The European Union (EU) has since long recognised that unsuccessful tenderers in EU Member States must have access to legal remedies and introduced a legal framework for the judicial protection of tenderers. The EU realised that relying solely on the Member States to regulate legal remedies might not offer sufficient protection. Over the years, the case law of the Court of Justice of the European Union (CJEU) has strengthened the rules set out in the Remedies Directive (Directive 89/665/EEC) and ensured the protection of unsuccessful tenderers.

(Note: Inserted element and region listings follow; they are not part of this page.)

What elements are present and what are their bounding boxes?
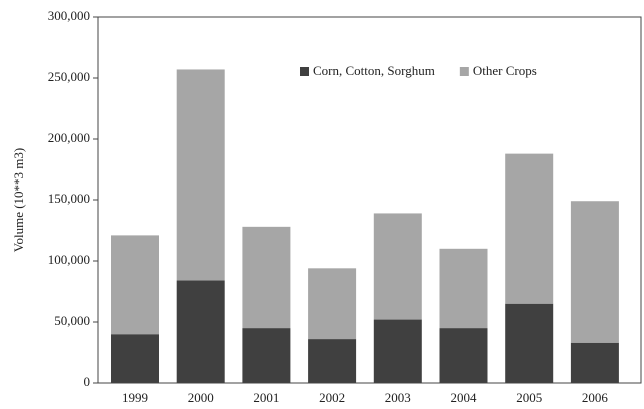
y-tick-label: 100,000	[48, 252, 90, 267]
bar-segment	[242, 328, 291, 383]
bar-segment	[308, 268, 357, 340]
y-tick-label: 300,000	[48, 8, 90, 23]
x-tick-label: 2000	[188, 390, 214, 405]
x-tick-label: 1999	[122, 390, 148, 405]
bar-segment	[505, 303, 554, 383]
bar-segment	[111, 334, 159, 383]
bar-segment	[570, 342, 619, 383]
legend-swatch	[300, 67, 309, 76]
bar-segment	[570, 201, 619, 343]
y-tick-label: 50,000	[54, 313, 90, 328]
x-tick-label: 2004	[451, 390, 478, 405]
y-tick-label: 250,000	[48, 69, 90, 84]
bar-segment	[373, 213, 422, 320]
bar-segment	[176, 280, 225, 383]
legend-swatch	[459, 67, 469, 76]
y-tick-label: 200,000	[48, 130, 90, 145]
y-tick-label: 150,000	[48, 191, 90, 206]
bar-segment	[111, 235, 159, 335]
x-tick-label: 2005	[516, 390, 542, 405]
bar-segment	[308, 339, 357, 383]
x-tick-label: 2003	[385, 390, 411, 405]
bar-segment	[439, 328, 488, 383]
x-tick-label: 2002	[319, 390, 345, 405]
x-tick-label: 2001	[253, 390, 279, 405]
bar-segment	[176, 69, 225, 281]
y-tick-label: 0	[84, 374, 91, 389]
bar-segment	[242, 226, 291, 329]
bar-segment	[505, 153, 554, 304]
legend-label: Corn, Cotton, Sorghum	[313, 63, 435, 78]
y-axis-label: Volume (10**3 m3)	[11, 148, 26, 252]
bar-segment	[373, 319, 422, 383]
x-tick-label: 2006	[582, 390, 609, 405]
legend-label: Other Crops	[473, 63, 537, 78]
bar-segment	[439, 248, 488, 329]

However, when choosing who will be awarded a contract with the EU Commission or any other EU institution (in the broad sense), the EU contracting authorities are not subject to the Remedies Directive. When participating in tender procedures for contracts with the EU Commission for example, aggrieved tenderers can only rely on the general rules regarding judicial remedies provided for in the EU Treaties. This difference between domestic and EU tender procedures naturally raises concerns as to the effectiveness of legal remedies against EU tender decisions in comparison with domestic tender decisions. Additionally, the lack of specific legal remedies against EU tender decisions creates uncertainty and unpredictability of the outcome of legal challenges.
In an article by Joren Vuylsteke, Aude Van den Bussche and Valentijn De Boe published in the latest issue of the Public Procurement Law Review, our public procurement experts systematically analyse the remedies available to unsuccessful tenders and the EU courts’ most recent case law. The article focuses on the specific requirements for successfully challenging a decision by an EU contracting authority based on the most recent case law by the CJEU. We identify procedural obstacles and highlight the gaps in the judicial protection of tenderers at the EU level, whose shortcomings are glaring compared to the protection offered to tenders by the Remedies Directive.
Although the CJEU has made strides to address some of the difficulties faced by unsuccessful tenders in seeking redress, especially interim relief, the comparatively lower protection enjoyed at the EU level appears increasingly unjustified and, in our view, would require legislative changes.